Project Settings control how a project behaves — its methodology, sprint configuration, workflow stages, story types, and more. Most of these are set when the project is created and rarely need to change, but knowing where they are saves time when something needs adjusting.
Only the project manager and Silverile admins can access Project Settings. Other members can view the project but cannot change its configuration.

| Section | What you can configure |
|---|---|
| General | Project name, description, methodology (Agile / Waterfall / Kanban), status, and project manager. |
| Sprint Config | Sprint duration, sprint start day of the week, and default sprint naming convention. |
| Story Types | The types of stories available in the project — Feature, Task, Bug, Spike, etc. |
| Story Fields | Which fields are visible and required when creating or editing a story. |
| Board | WIP limits per column, card display options, and default board filters. |
| Teams | Sub-teams within the project. Members can be grouped into teams for filtering and reporting. |
| Estimation | Story point scale (Fibonacci, linear, T-shirt sizes) or time-based estimation. |
| Release Environment | Deployment environments (e.g. Dev, Staging, Production). Add, edit, reorder, or delete environments to define your release pipeline. |
| Notification Updates | Email reminders to prompt team members to update their scrum notes. Enable to send automatic update emails. |
| Integrations | Connect to source control, CI/CD, or third-party tools. |

The methodology determines how work flows through the project. It's set at creation and can be changed later, but changing it affects which features are available:
| Methodology | Best for |
|---|---|
| Agile | Time-boxed sprints with sprint planning, reviews, and retrospectives.

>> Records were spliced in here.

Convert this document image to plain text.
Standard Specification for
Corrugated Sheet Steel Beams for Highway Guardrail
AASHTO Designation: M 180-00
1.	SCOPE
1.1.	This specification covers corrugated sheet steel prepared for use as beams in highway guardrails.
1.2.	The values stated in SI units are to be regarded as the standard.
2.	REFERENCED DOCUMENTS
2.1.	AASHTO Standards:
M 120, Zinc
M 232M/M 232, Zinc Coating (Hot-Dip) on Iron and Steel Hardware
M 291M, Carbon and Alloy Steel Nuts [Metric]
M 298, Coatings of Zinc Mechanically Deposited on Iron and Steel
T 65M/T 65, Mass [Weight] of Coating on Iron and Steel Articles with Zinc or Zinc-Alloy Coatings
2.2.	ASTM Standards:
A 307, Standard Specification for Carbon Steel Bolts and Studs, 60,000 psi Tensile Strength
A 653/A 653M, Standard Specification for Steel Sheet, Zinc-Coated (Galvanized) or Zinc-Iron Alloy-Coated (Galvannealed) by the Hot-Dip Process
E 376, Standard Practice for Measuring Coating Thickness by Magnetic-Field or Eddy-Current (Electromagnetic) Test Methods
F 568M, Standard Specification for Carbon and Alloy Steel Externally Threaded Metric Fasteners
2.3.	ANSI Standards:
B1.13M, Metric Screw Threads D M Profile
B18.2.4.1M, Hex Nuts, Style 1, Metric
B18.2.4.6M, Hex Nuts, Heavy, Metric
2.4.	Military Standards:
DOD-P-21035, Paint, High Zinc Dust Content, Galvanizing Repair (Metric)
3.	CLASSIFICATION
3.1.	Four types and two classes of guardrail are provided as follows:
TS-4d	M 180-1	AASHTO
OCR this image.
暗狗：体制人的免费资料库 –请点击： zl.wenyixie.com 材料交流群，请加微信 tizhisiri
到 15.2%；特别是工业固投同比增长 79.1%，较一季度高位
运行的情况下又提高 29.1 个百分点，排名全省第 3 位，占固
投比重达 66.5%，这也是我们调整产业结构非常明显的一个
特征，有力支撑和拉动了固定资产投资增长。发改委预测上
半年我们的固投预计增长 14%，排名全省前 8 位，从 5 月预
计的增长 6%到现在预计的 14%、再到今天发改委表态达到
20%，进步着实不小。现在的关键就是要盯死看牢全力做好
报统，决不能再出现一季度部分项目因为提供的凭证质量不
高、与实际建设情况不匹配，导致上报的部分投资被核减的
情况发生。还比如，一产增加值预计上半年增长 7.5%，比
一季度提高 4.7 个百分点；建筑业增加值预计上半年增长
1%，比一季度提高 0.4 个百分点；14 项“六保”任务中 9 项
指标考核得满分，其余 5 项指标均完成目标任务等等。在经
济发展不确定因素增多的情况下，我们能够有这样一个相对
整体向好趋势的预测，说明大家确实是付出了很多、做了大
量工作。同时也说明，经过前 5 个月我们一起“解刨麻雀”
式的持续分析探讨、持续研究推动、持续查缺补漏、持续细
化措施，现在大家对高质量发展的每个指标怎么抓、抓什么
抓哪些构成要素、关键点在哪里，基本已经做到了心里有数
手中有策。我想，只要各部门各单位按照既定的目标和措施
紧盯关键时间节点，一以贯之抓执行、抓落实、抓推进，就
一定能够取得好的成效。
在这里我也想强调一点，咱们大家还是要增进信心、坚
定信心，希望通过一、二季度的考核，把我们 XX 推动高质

Best for iterative delivery. |
| Waterfall | Sequential phases — requirements, design, build, test, deploy. Best for fixed-scope projects. |
| Kanban | Continuous flow without fixed sprints. Stories move through the board as capacity allows. |
The Sprint Config tab controls how sprint dates are calculated. These settings feed directly into the Create Sprint form — getting them right once means you almost never need to manually adjust dates.
Story types let you categorise work — Feature, Task, Bug, Spike, and so on. Each type can have its own colour and icon for quick visual identification on the board.
The Release Environment tab lets you define the deployment pipeline for your project — environments like Dev, Staging, and Production that a release moves through before it ships. You can create as many environments as your pipeline requires and control the order they appear.
Adding an environment
Editing and reordering
The Notification Updates tab controls automated email reminders that prompt team members to keep their scrum notes up to date. When enabled, users receive an email reminding them to fill in their daily scrum notes.

I don't see a Settings option for the project
Project Settings is only visible to the project manager and Silverile admins. If you need a setting changed, ask your project manager.
I changed the sprint duration but existing sprints didn't update
The sprint duration setting applies to new sprints only. Existing sprint dates are not retroactively adjusted — edit them manually if needed.
I removed a workflow stage but stories still have that status
Removing a stage doesn't change existing stories. Stories with a removed status will remain as-is until manually updated. Remap them before removing the stage if possible.
I can't delete a story type that's in use
Story types that are assigned to existing stories cannot be deleted. Reassign those stories to a different type first, then delete the type.
The WIP limit isn't enforcing — I can still add cards beyond the limit
WIP limits in Silverile are advisory by default — they highlight the column in red but don't block card movement. Hard enforcement can be enabled under Board settings if your project requires it.
I changed the methodology but the board looks the same
Methodology changes affect new features going forward (e.g. sprint creation is hidden for Kanban projects). Existing sprints and board data are preserved.